Tapi apa yang akan terjadi jika seseorang 'mencontek' orang lain? Jika ada si M sedang bersedekah kepada kaum miskin, maka si N juga akan bersedekah kepada kaum miskin, maka di mata manusia si M dan si N akan sama dipandang sebagai orang yang telah berbuat kebaikan atau bisa dibilang mendapat nilai A(bagus) dalam kehidupan. Apakah si N memiliki pemahaman tentang bersedekah yang sama dengan pengalaman bersedekah si M? Belum tentu.
Contoh lainnya dalam beribadah, si M  belajar dengan seorang guru ahli ibadah. Tidak ada jaminan bahwa ibadah si M akan sama atau lebih baik dari ibadah gurunya.
Saya teringat khutbah jum'at beberapa minggu yang lalu, sang khatib mengatakan bahwa, bagaimanapun seorang Abu Sangkan memberikan pelatihan shalat khusuk, tetap saja tidak menjamin bahwa orang yang ikut pelatihan itu akan mendapatkan shalat yang khusuk. Belum ada satu metode pun yang bisa mentransfer ilmu seseorang kepada orang lain secara lengkap dan sama persis. Karena, bagaimanapun kita belajar dari orang lain, tetap saja pengalaman pribadinya tersebut yang menentukan seberapa mengerti ia dengan ilmu yang didapatkannya dari orang lain. Seberapa pun sering seseorang ikut pelatihan shalat khusus kepada Abu Sangkan, tetap saja pengalaman spiritualnya yang menentukan seberapa mengerti ia dengan pelatihan tersebut. Dan pengalaman itu sulit untuk bisa dibagi kepada orang lain sehingga orang tersebut memahami betul pengalaman tersebut.
Untuk itu dalam mempelajari sebuah ilmu, seseorang perlu memahami konsep ilmu tersebut dan mempraktekkannya dalam kehidupannya. Hal ini dilakukan dalam rangka menciptakan pengalamannya sendiri sehingga ilmu itu menjadi lengkap terserap olehnya.

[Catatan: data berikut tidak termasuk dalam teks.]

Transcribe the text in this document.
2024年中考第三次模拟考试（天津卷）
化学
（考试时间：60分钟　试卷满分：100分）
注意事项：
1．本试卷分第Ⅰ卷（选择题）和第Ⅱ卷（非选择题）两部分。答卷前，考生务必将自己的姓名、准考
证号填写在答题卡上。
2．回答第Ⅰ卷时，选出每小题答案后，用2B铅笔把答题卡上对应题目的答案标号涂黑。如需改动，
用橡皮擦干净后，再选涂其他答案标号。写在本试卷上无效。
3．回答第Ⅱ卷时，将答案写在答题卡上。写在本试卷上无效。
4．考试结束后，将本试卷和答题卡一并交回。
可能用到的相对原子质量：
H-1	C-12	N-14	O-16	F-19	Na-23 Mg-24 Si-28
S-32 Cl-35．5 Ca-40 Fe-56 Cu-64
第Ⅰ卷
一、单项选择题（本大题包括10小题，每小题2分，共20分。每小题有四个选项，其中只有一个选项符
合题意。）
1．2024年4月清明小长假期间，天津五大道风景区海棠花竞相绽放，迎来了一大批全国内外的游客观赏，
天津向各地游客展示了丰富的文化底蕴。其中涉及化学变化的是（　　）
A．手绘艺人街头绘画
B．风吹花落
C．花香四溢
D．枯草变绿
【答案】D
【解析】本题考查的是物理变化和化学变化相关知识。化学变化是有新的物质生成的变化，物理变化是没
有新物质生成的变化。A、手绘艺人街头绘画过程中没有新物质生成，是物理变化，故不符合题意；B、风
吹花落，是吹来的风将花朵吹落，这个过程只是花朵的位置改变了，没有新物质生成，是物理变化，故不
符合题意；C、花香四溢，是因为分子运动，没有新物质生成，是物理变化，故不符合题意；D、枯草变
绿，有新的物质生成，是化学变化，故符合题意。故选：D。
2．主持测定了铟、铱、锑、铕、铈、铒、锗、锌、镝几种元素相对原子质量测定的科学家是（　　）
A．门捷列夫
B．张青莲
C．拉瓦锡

Kenyataan yang sering terjadi dilingkungan kita adalah gaya 'mencontek' tadi. Orang lain beribadah, maka ia ikut-ikutan beribadah. Orang membaca 'Amin', dia juga tidak mau ketinggalan menbaca 'Amin'. Orang bilang 'Insya Allah', dia juga bilang 'Insya Allah'. Orang mengenakan baju gamis, dia ikutan mengenakan baju gamis.
Inilah yang saya maksudkan dengan 'mencontek' di dalam kehidupan untuk mendapatkan nilai 'A' dimata orang lain.
Tidaklah salah jika seseorang ingin mengikuti cara orang lain, namun setiap individu perlu melakukan evaluasi, pemahaman, dan mengerti maksud dan tujuan seseorang melakukan sesuatu. Sehingga dalam mendapatkan ilmu, kita dapat terhindar dari ilmu yang tidak memiliki landasan yang kuat.
Maka tidak diragukan lagi kita dituntut untuk berpikir agar dapat menilai suatu ilmu itu benar atau salah. Kita harus menganalisa apakah hal yang disampaikan oleh orang lain adalah hal yang benar dan bermanfaat, bukan hal yang salah atau merusak.